I love these writers and these essays, not because I agree with all of them, but because they dare to go to places that are visceral, they dare to speak about vulnerability and fear and force me to think and question my own biases, and oh there are so many.

 

In rereading these essays, I’ve thought about how I’d read them at the beginning of the semester versus how I read them now, with the knowledge that we will all say good-bye and scatter soon. These three women are providing me so much comfort and healing through their words, their strong voices, their tenacity in writing, no matter what else there is or isn’t.  I feel like I know them, and forget that I only know them through pages and words and attributing their feelings to mine.  When I read Daum for the first time, I was furious with her; you know how the things you hate about someone else are the things that glare back at you in your own reflection?

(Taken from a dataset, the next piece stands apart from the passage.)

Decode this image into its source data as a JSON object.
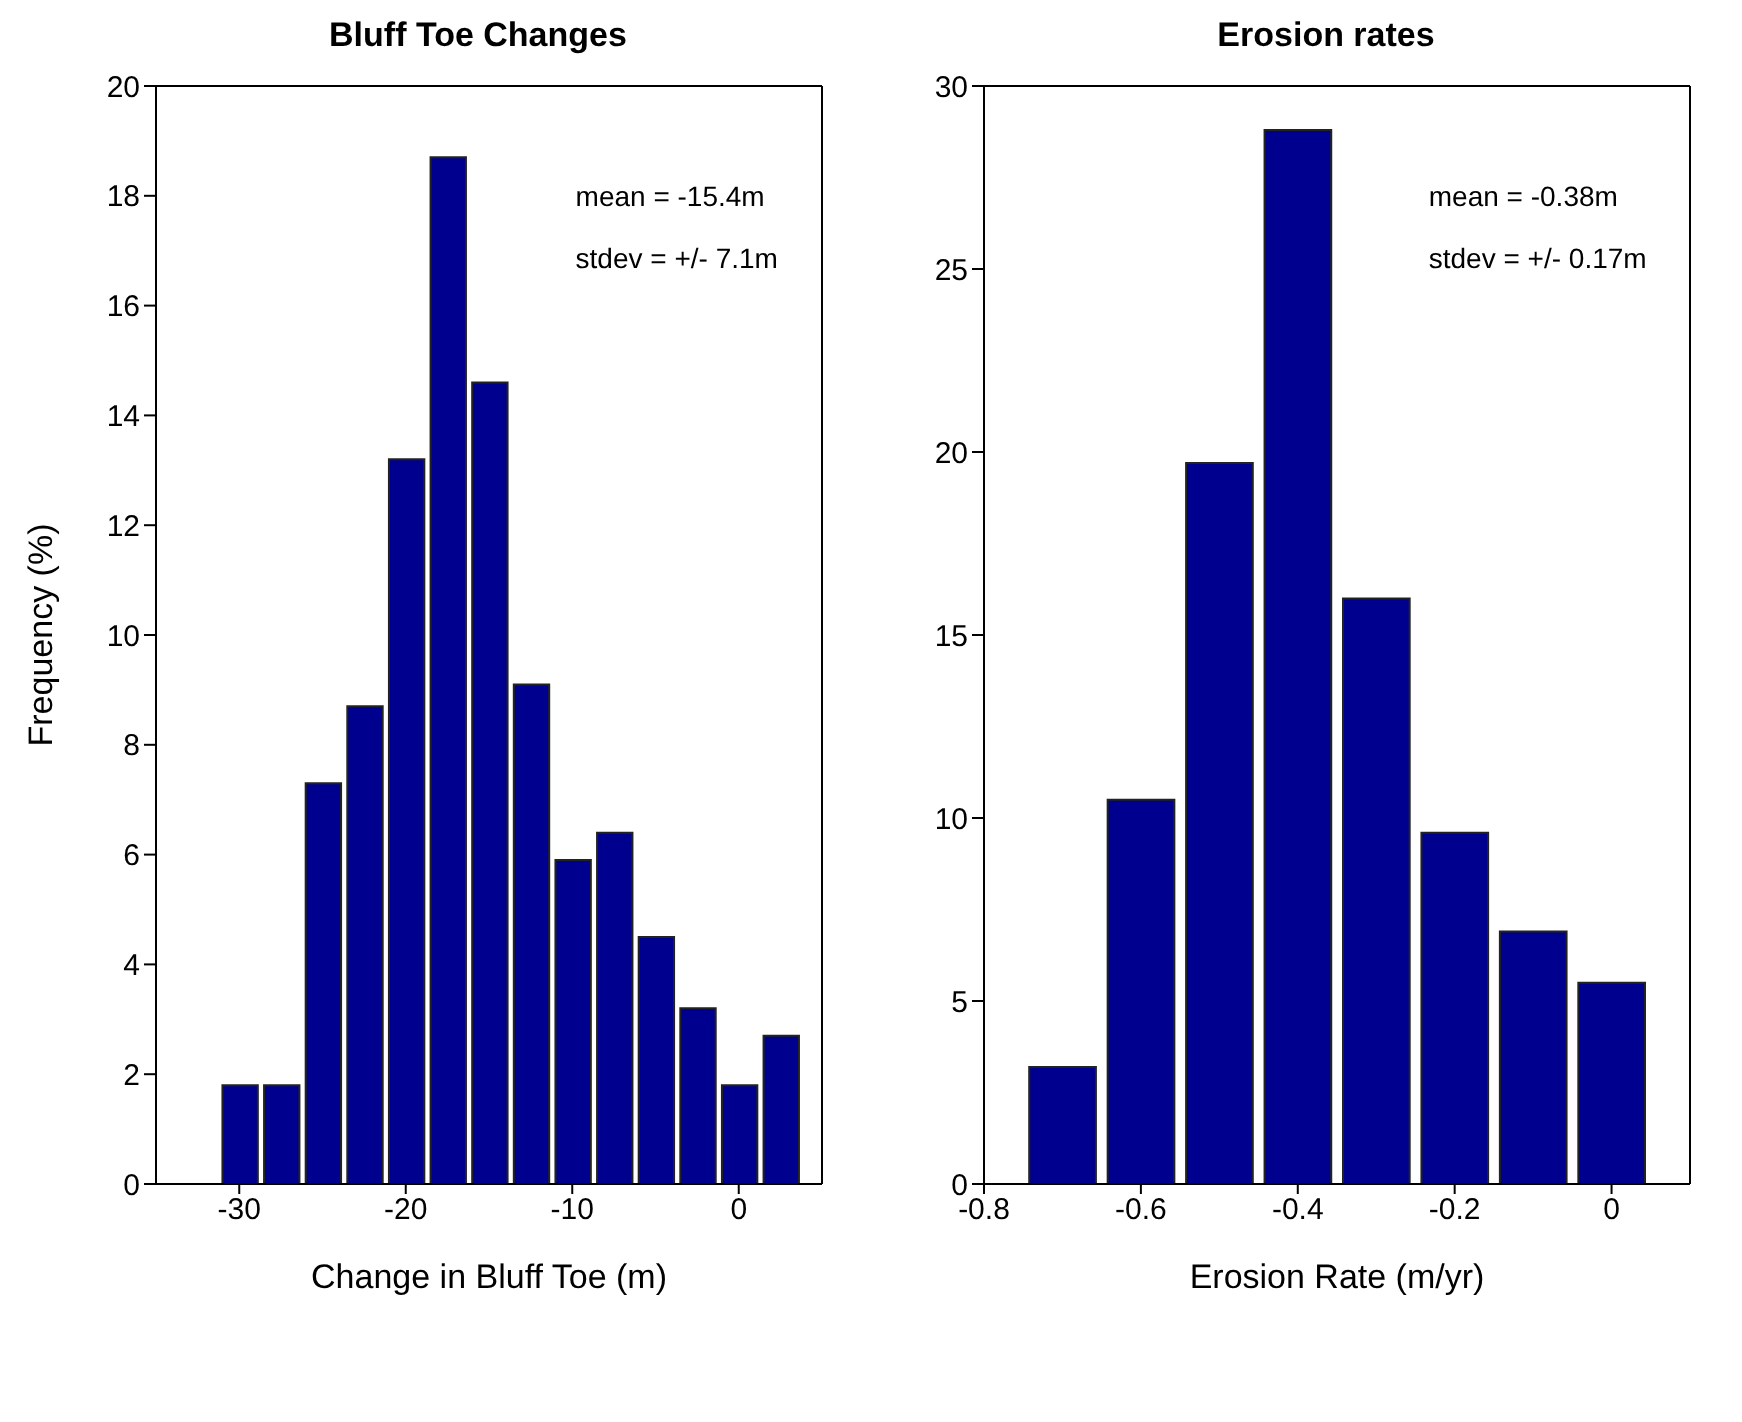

The first time I read Jamison, it was the week following the Nila announcement and I felt raw like someone had broken my heart.  When I first read the Solnit essay on Woolf, it annoyed me because it seemed like all she was doing was using the essay as an excuse to plug all her other books.  Yet, now, I’m reading with fresh eyes, with fresh enthusiasm and love for the these women I don’t know, for the inspiration and hope that if my voice can be half as true as theirs, I’ll have accomplished a writing miracle.

 

To be honest, there’s been a lot of crying over the rereading. Some bad crying, but mostly good, tears of relief, of finding solace here.  I walked the mile to the bus in the drizzle of a gray afternoon, thinking of words and ideas and hope, and listening to the seagulls calling somewhere over there, and smelling wet green grass and mulchy earth.  These gray days are perfect writing and reading days for me, and I want to hold on to this one for a while.

 

Before I get back to it, I want to leave with a quote from the afore mentioned Woolf essay, “Woolf’s Darkness: Embracing the Inexplicable.” Solnit begins with a quote from Woolf herself: “The future is dark, which is the best thing the future can be, I think.” Lovely and true and hopeful, but the best comes from Solnit herself, later in the essay, and this is what I want to remember.

 

“Despair is a form of certainty, certainty that the future will be a lot like the present or will decline from it; despair is a confident memory of the future… Optimism is similarly confident about what will happen.  Both are grounds for not acting.  Hope can be the knowledge that we don’t have that memory and that reality doesn’t necessarily match our plans.”